The Utrera Castle is located on a natural hill. It consists of curtain walls with defensive towers at the corners and between walls. The core area within dates from before the 14th century. Over time, the walled area expanded to 18 hectares, encompassing the Castle and 38 towers. It had four access gates, Puerta de Sevilla (north), Puerta de Jerez (west), Puerta de San Juan (east) and, the only one that remains, Puerta de la Villa, to the south of the city.
Built by the Council of Seville on the site of an ancient Arab tower, it was first mentioned in 1246 by King Alfonso X, the Wise. In 1368, it was destroyed by the King of Granada, Mohamed V. Following the conquest of Granada by the Catholic Monarchs, Utrera Castle lost its defensive function and was abandoned. An attempt was made in 1915 to rebuild the Castle. Ultimately, the reconstruction was completed on 30 July 1986.

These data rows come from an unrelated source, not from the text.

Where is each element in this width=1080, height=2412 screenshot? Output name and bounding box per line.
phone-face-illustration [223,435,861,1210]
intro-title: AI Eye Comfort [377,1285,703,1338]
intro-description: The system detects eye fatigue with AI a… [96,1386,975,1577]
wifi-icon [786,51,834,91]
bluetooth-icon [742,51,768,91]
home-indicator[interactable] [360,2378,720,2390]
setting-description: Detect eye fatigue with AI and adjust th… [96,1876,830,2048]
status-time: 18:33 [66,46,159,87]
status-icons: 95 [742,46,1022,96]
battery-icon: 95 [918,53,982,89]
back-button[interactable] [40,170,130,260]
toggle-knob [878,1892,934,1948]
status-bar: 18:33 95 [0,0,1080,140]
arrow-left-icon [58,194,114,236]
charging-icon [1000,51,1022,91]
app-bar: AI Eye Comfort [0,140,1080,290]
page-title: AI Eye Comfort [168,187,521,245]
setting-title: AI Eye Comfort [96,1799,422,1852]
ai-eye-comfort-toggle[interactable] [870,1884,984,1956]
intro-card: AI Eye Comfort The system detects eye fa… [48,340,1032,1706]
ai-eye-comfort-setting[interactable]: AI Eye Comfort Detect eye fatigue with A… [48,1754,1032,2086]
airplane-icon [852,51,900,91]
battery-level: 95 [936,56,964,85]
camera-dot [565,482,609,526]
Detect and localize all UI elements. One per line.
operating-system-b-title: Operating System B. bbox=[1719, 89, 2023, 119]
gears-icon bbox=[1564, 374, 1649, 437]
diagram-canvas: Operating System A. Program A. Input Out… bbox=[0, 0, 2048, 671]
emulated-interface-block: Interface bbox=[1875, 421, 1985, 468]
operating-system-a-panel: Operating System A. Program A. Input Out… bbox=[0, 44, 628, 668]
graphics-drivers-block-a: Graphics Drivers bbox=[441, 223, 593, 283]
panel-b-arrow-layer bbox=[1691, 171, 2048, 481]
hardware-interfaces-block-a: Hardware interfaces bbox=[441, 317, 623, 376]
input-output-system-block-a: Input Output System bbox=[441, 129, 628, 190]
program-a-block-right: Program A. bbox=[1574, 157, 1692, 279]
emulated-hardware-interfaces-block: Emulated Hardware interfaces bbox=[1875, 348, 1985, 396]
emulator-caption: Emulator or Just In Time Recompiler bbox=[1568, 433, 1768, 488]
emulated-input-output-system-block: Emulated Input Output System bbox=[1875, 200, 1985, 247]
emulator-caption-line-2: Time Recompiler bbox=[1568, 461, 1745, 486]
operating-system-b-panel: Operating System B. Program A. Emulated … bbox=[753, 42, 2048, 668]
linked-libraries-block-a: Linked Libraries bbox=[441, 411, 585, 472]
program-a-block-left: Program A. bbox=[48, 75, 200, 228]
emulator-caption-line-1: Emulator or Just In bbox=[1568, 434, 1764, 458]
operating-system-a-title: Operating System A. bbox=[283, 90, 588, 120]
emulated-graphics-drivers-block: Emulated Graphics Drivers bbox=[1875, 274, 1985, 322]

The fortified compound and the interior are distributed in terraces adapted to the terrain. The keep is located on the highest terrace, next to the gate. Today, it holds a museum about the history of the Castle and towers that dot the so-called “Banda Morisca”. A scale model of 18th century Utrera is on the ground floor, as well as several exhibitions that narrate the Castle’s historical milestones. On the upper level is an exhibition on the renovation works carried out during the 20th century. The parade ground is often used as a venue for film, theatre and music festivals, especially in the summer.